Aufgrund der oben genannten Faktoren können unterschiedliche Antworten auch für dieselbe Frage zurückgegeben werden.
Problemumgehungen:
seed
in Verbindung mit dem Feld system_fingerprint
-Reaktion neben dem Temperaturmanagement.math.SmallestNonzeroFloat32
: Durch Angeben von math.SmallestNonzeroFloat32
im Temperaturfeld anstelle von 0 können Sie das Verhalten des Einstellens auf 0 nachahmen.Durch die Übernahme dieser Strategien können Sie konsistentere Ergebnisse erwarten.
Verwandte Probleme:
Die Option OMITEMPTY Of Request Struct generiert eine falsche Anforderung, wenn der Parameter 0 ist.
Nein, Go Openai bietet keine Funktion für die Zählung von Token, und es gibt keine Pläne, in Zukunft eine solche Funktion zu bieten. Wenn es jedoch eine Möglichkeit gibt, eine Token -Zählfunktion ohne Abhängigkeiten zu implementieren, ist es möglicherweise möglich, diese Funktion in Go OpenAI zusammenzufassen. Andernfalls wäre es angemessener, es in einer dedizierten Bibliothek oder einem Repository zu implementieren.

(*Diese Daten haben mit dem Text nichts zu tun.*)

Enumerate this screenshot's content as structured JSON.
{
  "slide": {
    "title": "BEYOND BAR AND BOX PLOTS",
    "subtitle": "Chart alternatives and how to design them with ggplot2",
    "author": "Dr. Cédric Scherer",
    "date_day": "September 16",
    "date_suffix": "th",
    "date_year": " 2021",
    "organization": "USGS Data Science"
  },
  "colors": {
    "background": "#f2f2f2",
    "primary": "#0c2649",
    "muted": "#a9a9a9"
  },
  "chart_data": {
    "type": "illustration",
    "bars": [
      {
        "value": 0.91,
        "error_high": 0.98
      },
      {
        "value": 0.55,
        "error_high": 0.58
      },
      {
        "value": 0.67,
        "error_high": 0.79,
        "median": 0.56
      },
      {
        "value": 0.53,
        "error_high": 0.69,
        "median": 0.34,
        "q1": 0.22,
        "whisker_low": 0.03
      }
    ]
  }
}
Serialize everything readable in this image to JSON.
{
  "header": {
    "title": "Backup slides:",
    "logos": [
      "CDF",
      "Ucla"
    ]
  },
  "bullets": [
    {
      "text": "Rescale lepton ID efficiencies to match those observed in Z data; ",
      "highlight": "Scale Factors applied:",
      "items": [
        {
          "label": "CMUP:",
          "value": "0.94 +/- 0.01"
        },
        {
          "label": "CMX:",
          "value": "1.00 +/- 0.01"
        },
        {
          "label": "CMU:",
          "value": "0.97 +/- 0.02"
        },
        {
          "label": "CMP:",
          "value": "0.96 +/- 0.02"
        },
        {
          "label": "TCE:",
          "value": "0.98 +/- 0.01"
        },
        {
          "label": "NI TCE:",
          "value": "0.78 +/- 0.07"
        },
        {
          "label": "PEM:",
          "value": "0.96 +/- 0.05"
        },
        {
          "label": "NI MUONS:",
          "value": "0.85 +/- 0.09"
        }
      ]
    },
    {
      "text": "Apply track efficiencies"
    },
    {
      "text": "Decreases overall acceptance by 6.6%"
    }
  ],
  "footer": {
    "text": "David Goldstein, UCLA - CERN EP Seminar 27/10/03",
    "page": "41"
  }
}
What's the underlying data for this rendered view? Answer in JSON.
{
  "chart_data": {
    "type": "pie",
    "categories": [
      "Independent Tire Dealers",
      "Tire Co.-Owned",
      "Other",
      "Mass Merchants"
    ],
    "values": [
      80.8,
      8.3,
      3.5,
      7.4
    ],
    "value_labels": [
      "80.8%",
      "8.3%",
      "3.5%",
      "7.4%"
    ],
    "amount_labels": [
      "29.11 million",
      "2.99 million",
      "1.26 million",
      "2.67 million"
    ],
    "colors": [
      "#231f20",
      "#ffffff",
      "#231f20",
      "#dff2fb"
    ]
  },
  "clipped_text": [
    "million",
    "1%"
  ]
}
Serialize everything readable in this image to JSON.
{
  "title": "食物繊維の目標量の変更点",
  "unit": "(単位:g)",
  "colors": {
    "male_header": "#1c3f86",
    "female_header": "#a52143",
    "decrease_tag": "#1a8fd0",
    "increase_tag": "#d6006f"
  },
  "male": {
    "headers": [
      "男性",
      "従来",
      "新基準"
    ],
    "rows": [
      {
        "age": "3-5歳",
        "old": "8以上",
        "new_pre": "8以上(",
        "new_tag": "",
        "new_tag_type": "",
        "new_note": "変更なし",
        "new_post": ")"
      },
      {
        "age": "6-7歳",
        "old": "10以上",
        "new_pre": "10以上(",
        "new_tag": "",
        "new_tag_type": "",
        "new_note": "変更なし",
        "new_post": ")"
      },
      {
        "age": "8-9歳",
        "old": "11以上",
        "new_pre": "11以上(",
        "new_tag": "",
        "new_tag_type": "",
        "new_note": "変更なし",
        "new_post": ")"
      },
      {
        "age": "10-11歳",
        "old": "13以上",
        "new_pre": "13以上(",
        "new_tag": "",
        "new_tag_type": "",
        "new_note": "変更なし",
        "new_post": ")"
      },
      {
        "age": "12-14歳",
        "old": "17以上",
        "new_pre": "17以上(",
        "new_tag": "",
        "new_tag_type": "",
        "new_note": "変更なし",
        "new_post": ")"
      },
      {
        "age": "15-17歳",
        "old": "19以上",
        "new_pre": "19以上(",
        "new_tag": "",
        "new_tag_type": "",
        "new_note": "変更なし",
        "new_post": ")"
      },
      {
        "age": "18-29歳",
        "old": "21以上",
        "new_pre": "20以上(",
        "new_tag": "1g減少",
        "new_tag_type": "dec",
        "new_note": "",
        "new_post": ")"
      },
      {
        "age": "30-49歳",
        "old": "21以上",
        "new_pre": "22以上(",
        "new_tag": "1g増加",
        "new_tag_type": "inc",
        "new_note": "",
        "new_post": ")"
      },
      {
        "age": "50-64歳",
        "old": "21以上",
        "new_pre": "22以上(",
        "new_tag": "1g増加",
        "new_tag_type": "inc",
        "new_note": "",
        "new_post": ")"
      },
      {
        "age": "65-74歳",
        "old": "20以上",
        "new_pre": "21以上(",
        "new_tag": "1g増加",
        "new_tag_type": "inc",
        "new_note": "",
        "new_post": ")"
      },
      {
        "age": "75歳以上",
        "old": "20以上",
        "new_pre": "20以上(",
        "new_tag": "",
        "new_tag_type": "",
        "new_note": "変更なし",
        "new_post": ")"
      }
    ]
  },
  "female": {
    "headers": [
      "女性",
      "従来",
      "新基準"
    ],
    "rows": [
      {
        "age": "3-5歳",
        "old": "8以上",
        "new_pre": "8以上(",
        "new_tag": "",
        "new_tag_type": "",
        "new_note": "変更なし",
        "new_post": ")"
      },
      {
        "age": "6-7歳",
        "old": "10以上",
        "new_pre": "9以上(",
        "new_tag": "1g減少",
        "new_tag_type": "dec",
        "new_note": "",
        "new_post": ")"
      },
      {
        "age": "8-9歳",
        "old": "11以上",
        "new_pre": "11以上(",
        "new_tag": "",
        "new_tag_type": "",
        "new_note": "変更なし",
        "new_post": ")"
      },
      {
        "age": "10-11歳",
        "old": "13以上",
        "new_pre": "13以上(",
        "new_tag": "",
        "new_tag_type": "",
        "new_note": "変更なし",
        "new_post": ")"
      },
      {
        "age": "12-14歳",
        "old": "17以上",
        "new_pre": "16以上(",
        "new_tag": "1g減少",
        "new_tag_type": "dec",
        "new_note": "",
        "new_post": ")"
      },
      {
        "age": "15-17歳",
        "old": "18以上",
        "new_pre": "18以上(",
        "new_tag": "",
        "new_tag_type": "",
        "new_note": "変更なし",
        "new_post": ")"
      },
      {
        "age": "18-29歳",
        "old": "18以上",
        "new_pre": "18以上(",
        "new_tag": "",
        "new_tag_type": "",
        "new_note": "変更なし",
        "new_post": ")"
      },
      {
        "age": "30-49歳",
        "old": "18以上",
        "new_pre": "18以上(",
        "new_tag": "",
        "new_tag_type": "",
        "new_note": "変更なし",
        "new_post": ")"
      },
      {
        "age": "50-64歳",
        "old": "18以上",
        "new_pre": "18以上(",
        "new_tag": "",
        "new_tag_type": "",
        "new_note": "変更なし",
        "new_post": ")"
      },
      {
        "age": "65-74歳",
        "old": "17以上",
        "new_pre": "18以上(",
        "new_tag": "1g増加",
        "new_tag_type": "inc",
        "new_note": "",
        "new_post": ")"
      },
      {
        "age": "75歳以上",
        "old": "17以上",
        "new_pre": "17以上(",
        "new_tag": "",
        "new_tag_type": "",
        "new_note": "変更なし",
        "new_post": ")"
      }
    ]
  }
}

Für das Zählen von Token finden Sie möglicherweise die folgenden Links hilfreich:
Verwandte Probleme:
Ist es möglich, sich der Implementierung von GPT3 -Tokenizer anzuschließen?
Durch die Befolgung von Richtlinien hoffen wir sicherzustellen, dass Ihre Beiträge reibungslos und effizient geleistet werden.
Wir möchten uns einen Moment Zeit nehmen, um den Mitwirkenden und Sponsoren dieses Projekts tiefste Dankbarkeit auszudrücken:
An euch alle: Danke. Sie haben uns geholfen, mehr zu erreichen, als wir uns jemals vorgestellt haben. Ich kann es kaum erwarten zu sehen, wohin wir als nächstes gehen!